Franklin County, MS

American History & Genealogy Project

Homochitto Forest History

 

The Homochitto National Forest was established in 1936 as the first National Forest in Mississippi. The Forest was named for the Homochitto River, an Indian name for "Big Red River". France, England, Spain, and the United States strongly influenced the area of land around what is now the Homochitto National Forest. It operated as a single district until 1952, then was divided into two Ranger Districts, the Bude and the Homochitto.
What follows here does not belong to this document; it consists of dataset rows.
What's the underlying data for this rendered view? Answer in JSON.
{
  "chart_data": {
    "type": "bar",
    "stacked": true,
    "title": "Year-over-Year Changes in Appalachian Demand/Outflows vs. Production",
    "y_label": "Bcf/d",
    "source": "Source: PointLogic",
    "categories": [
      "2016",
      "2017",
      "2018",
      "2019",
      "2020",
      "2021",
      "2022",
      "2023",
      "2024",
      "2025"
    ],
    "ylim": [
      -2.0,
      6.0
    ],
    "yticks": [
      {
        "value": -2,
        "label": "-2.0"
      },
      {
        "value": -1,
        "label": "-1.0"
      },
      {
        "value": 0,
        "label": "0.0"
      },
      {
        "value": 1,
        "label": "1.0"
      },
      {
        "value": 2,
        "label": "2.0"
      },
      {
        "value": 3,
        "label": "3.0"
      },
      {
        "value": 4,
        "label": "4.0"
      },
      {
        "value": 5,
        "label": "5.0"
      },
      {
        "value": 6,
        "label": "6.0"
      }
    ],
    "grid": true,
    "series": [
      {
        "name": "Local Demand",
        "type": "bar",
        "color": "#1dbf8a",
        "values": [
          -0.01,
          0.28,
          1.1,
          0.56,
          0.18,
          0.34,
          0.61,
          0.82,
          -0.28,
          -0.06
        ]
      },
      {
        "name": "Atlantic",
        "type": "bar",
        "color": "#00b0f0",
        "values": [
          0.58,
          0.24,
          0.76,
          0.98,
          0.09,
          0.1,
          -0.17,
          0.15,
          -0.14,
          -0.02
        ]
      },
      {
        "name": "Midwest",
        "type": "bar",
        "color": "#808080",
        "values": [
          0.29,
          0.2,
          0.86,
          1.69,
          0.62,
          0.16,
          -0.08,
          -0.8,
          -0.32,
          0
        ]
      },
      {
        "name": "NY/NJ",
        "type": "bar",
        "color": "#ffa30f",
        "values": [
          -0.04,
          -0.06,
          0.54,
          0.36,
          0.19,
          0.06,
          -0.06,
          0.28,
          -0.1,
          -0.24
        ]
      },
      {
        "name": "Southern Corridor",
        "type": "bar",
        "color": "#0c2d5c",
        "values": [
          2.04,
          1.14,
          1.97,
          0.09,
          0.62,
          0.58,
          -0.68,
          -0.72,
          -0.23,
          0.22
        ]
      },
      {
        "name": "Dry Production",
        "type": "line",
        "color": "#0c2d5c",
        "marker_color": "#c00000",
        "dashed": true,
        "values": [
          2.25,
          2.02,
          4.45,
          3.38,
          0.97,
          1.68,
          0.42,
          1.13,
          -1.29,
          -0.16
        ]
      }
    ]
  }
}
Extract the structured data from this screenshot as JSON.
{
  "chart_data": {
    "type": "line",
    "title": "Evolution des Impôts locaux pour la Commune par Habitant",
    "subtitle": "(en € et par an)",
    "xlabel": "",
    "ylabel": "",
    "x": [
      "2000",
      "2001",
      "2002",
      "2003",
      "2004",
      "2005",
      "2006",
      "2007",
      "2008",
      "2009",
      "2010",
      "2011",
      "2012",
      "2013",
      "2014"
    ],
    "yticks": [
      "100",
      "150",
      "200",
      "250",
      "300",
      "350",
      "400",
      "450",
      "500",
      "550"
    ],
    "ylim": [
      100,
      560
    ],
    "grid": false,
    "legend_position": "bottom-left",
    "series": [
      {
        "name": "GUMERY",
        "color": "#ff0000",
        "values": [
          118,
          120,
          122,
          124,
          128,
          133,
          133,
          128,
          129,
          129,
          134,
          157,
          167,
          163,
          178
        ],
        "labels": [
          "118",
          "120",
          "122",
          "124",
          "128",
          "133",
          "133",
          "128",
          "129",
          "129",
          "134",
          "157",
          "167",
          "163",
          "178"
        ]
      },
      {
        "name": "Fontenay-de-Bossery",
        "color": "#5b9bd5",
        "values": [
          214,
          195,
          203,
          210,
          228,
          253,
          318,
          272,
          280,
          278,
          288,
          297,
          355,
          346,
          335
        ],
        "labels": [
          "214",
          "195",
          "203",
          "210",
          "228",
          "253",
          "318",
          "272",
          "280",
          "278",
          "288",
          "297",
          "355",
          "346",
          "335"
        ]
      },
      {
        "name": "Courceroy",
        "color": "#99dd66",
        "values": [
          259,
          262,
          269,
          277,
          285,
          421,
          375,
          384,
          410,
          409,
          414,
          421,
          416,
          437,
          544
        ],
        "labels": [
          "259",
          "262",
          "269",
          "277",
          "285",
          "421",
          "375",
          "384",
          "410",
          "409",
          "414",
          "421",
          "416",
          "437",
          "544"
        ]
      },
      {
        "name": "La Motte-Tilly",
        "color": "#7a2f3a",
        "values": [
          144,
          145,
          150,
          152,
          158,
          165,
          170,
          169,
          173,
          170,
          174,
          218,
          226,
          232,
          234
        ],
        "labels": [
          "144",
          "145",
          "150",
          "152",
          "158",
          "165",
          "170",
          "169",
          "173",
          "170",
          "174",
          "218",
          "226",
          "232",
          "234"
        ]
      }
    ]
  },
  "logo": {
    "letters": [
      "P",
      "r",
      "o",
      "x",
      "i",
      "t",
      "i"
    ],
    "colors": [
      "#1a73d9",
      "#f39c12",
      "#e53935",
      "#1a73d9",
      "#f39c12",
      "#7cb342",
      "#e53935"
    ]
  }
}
The Homochitto National Forest is located in southwest Mississippi east of Natchez and west of McComb. It is also 60 miles south of Jackson and about 60 miles north of Baton Rouge, La. The major travel routes accessing the Forest are US Highway 84 and 98, and State Highways 28, 33, 550, 551, and 563.

The Forest, consisting of approximately 189,000 acres, hosts a number of resources. The Homochitto is one of the leading timber-producing National Forests in the south. For nearly 50 years, exploration for oil and gas has taken place on this Forest. About 86 percent of the producing wells on National Forest land in Mississippi come from the Homochitto.

 

The Community Center Pavilion at Clear Springs Lake near Roxie is on the list of National Historic Places.

It was built by the Civilian Conservation Corps and is built entirely of hand-hewn logs and hand-split wooden shingles.  It is a simply stunning building and is in use almost every weekend for community activities such as wedding receptions, birthday parties, family reunions and group picnics.